In Buccaneer, ships have skills linked to attributes, and hindrances and edges. A ship with a superior (d8) rigging attribute might take rigging-based skills like Pursue and Run Silent, while a ship with d10 tonnage might take skills like Boarding and Ramming. Now add an edge like "Helmsman's Dream" and a hindrance like "Fire Trap".
If your players want a unique ship that will call for unique battle tactics, Buccaneer has it. SWADE and 50F are pretty generic in this regard, and PotSM is more a system of vehicle movement with acceleration and turning arcs. IMO this has more drama.

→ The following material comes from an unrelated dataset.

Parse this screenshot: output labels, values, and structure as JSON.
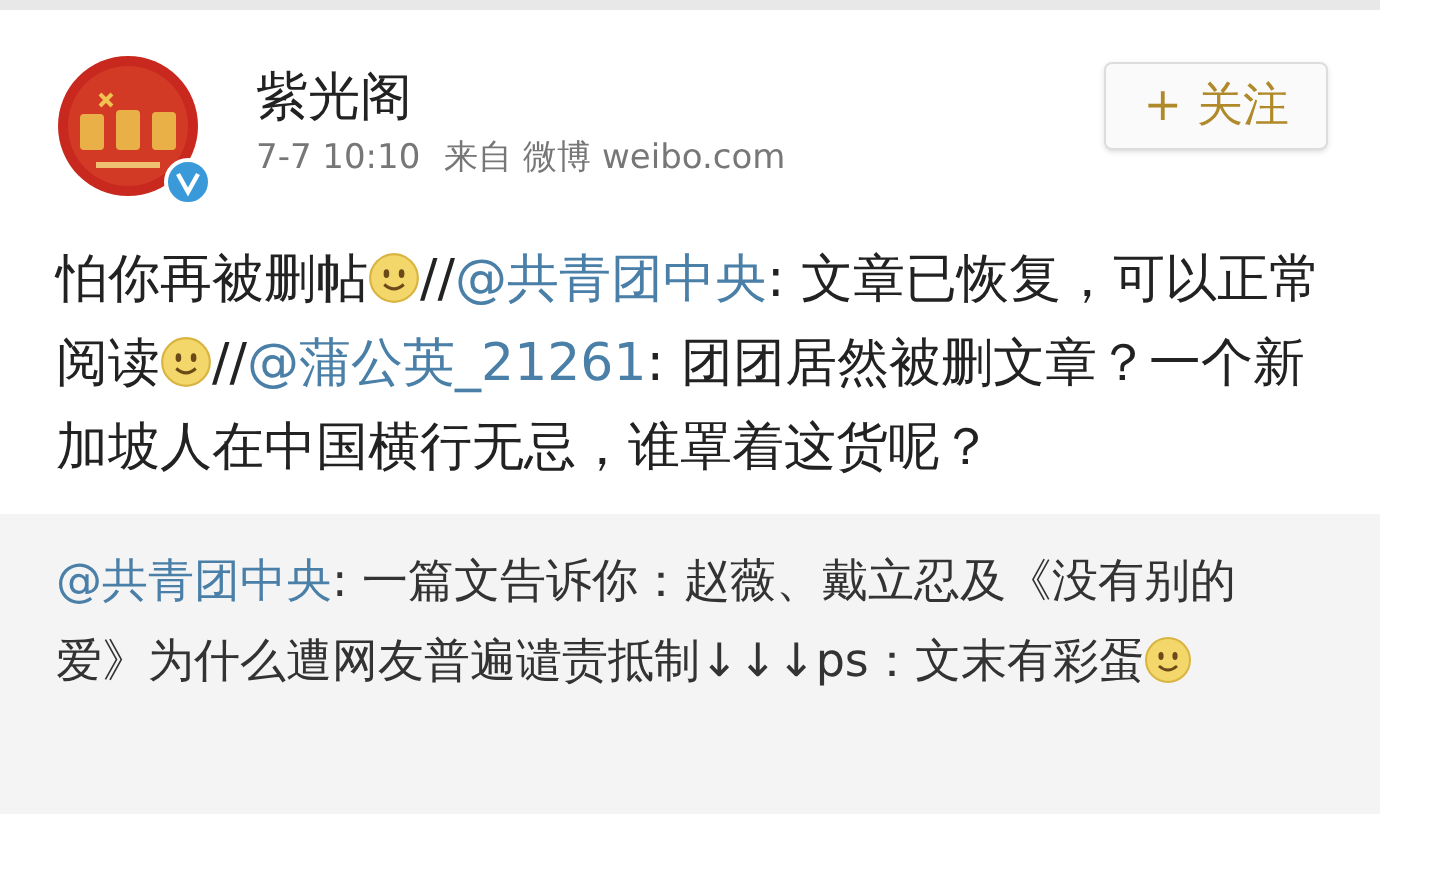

Battles are theater of the mind: The captain calls out orders, and crew tries to execute them AND take heroic (normal PC) actions. You're making skill rolls, so learning and playing this is fast. It adds hit location, like gritty damage, to every shot.
The combined result really delivers a naval battle feeling in a fun and furious way. If that's all you take from this book, it's money well-spent.
The book is huge (305 pages), rich with setting lore, edges, and character archetypes, and at least two other major features: A voodoo magic system (10 pages), with trappings and spells to feel utterly unique, and an adventure generator (28 pages), which generates adventures with a hook, classic challenges, and then escalating problems, a plot twist, and a reward. I haven't played using either yet but plan to fold them into my 50F campaign.
Four stars instead of five because it really needed an editor.
- The sloop on page 123 has "prow" as a stat. In the Ship section, it's not mentioned once in 15 ship examples.
- The rules for attributes like Mastery and orders (skills) like Broadside are unclear when the ship takes Mastery damage.
- The ships on page 110 have a "damage" stat, ranging from 1 to 2. It takes some digging to determine that this is the number of hit location cards the guns draw, and it's based on the number of guns, not the size of guns.
- It really could have used summary tables for player skills, ship orders, edges, and hindrances.